Most investors though seem to be drawn towards the Balanced profile, of which there is a moderate amount of equity exposure along with fixed income. The sector Mixed Investment 20 per cent to 60 per cent shares covers these funds pretty much. The main reason investors tend to choose these Balanced funds is because most people tend to fit somewhere in the middle of the risk spectrum.

Investors want to get a decent return on their investment but do not want to fall into the fallacy of gambling with their futures. The preservation of capital is never just a plausible option as inflation erodes away over the years and the opportunity costs of investing elsewhere are always prevalent. So people tend to choose investments that will try to achieve a decent level of return for the future without taking too much or too little risk.

So can investing in these balanced funds do the job required? To see how some of these funds have done over the years, I looked at a few past performance figures. Using statistics from FE Analytics and looking at funds specifically in the Mixed Investment 20 per cent to 60 per cent sector, the multi-asset fund that performed the best over a one-year period is the Invesco Perpetual European High Income Fund, which generated a 22.40 per cent return. Over a five-year period, the CF Ruffer Total Return Fund came out on top with a 67.30 per cent return. Not bad for an average return of 14 per cent a year considering had you invested in a FTSE 100 tracker five years ago it would only have increased your wealth by 14 per cent over the same period.

Comparing it to the top multi-manager funds also within the same sector, then the Hargreaves Lansdown fund does well over a one-year period with a 14.20 per cent return. It did not do as well as the multi-asset fund but generated a much better return than a simple FTSE buy and hold strategy.

Over five years, Henderson comes out on top with a 44.10 per cent return. Again not as good as the multi-asset fund but much better than the FTSE alternative. So both multi-asset funds and multi-manager funds have come out on top over both time periods. So which do you buy? Well by looking at just figures alone, the multi-asset funds fared better over both time periods, however that could be down to the different strategies or skills sets of the different fund managers that I have used in the example. To bypass this I have provided a few other reasons which might help to explain their outperformance.

• Diversification at a lower charge. Diversification is common between the two. Both offer access to a range of asset classes, which combined with low levels of inter-correlation, will allow smoother and less volatile returns. However, multi asset funds generally come in at a much cheaper bracket as they do not have the extra layer of charges associated with multi-manager funds so can allow investors to gain diversification at a cheaper cost.

• Multi-asset funds use a team of internal investment professionals, whereas multi-managers typically employ outside fund managers to manage their investments. This can allow ideas for investment strategies to be much easier and ideas about market movements to be communicated much more easily and freely between each other, which can allow greater cohesion and allow decisions to be made much more easily which can positively affect the funds’ performance.

Whichever of the two structures are chosen, remembering that the returns are not always guaranteed is the key thing.

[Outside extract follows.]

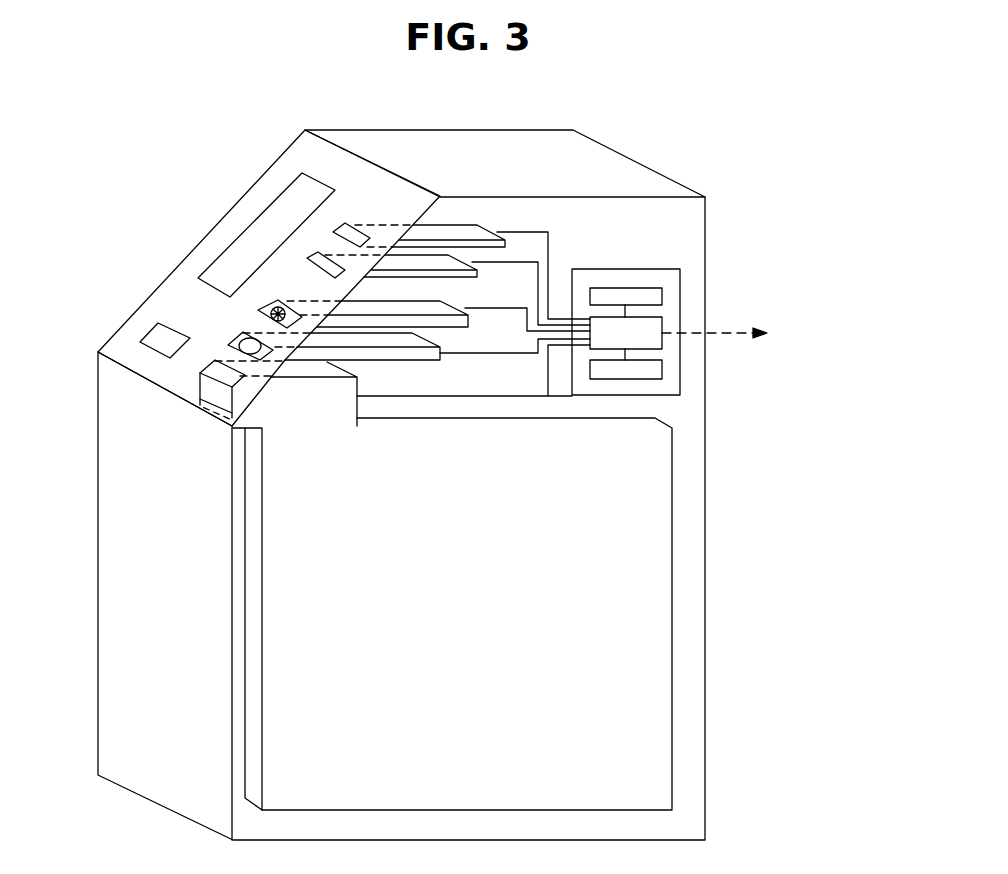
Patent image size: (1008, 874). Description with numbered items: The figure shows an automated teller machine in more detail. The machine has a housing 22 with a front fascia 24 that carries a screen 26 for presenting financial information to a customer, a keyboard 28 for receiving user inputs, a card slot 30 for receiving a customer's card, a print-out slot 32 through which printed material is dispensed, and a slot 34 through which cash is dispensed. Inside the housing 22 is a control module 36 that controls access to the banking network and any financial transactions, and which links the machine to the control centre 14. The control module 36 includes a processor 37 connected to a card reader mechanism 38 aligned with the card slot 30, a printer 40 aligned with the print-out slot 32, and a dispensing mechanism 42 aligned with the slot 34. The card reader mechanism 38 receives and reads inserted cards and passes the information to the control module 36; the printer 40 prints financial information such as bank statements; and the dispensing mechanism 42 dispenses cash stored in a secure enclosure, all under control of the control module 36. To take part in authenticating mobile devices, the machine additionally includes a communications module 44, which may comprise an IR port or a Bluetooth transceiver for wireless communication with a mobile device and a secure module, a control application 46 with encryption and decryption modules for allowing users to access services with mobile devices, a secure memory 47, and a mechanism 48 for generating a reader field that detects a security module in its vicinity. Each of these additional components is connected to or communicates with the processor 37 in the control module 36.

However, by employing a diverse range of assets and having managers who are experts in their asset classes can help to reduce the downside risks and can provide a stable platform into which to place your savings.

Randeep Gill is a research analyst for Capita Financial Software

Key points

* Funds that invest in government bonds, equities and property, in themselves can be classed as multi-asset funds.

* The obvious reason for the popularity of these funds is due to diversification.

* The Hargreaves Lansdown fund does well over a one-year period with a 14.20 per cent return.